NASCAR said Tuesday it was disappointed in the recent measure to enact a religious-freedom law in Indiana.
The measure has come under intense scrutiny since it passed because many believe it opens the door to discrimination against certain groups on religious grounds.
"NASCAR is disappointed by the recent legislation passed in Indiana," chief communications officer Brett Jewkes said in a statement. "We will not embrace nor participate in exclusion or intolerance. We are committed to diversity and inclusion within our sport and therefore will continue to welcome all competitors and fans at our events in the state of Indiana and anywhere else we race."
Tuesday, Gov. Mike Pence said he stood by the law, which goes into effect on July 1, but that he could have handled it better. He also said it doesn't encourage or allow discrimination.
As you can see, the statement doesn't hint at or rule out any action by NASCAR if the law isn't changed or repealed, though it's unclear what NASCAR could do if it decided to protest. Pulling the Brickyard 400 seems like quite the extreme step.

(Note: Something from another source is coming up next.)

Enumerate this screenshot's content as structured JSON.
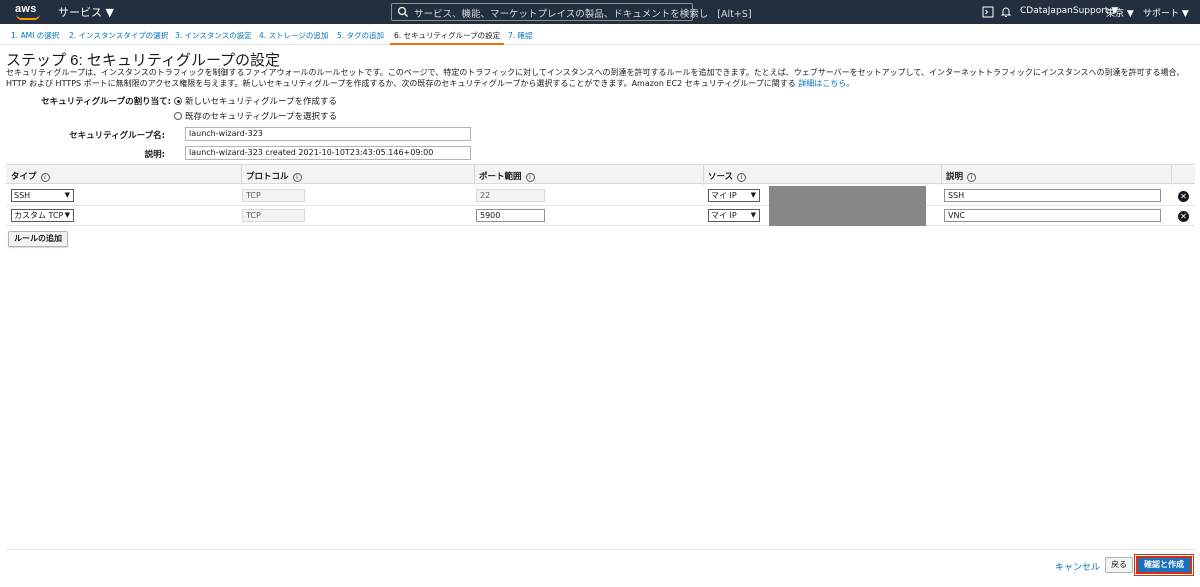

NASCAR also used similar language in its statement about Travis Kvapil when he was arrested for domestic abuse in 2013. In the statement following the arrest, NASCAR said it was "disappointed to learn of this incident." No action was taken by the sanctioning body against Kvapil after he was given two years probation.
The NCAA issued a statement last week about the Indiana law, threatening the presence of future events in the state. The NCAA is based in Indianapolis.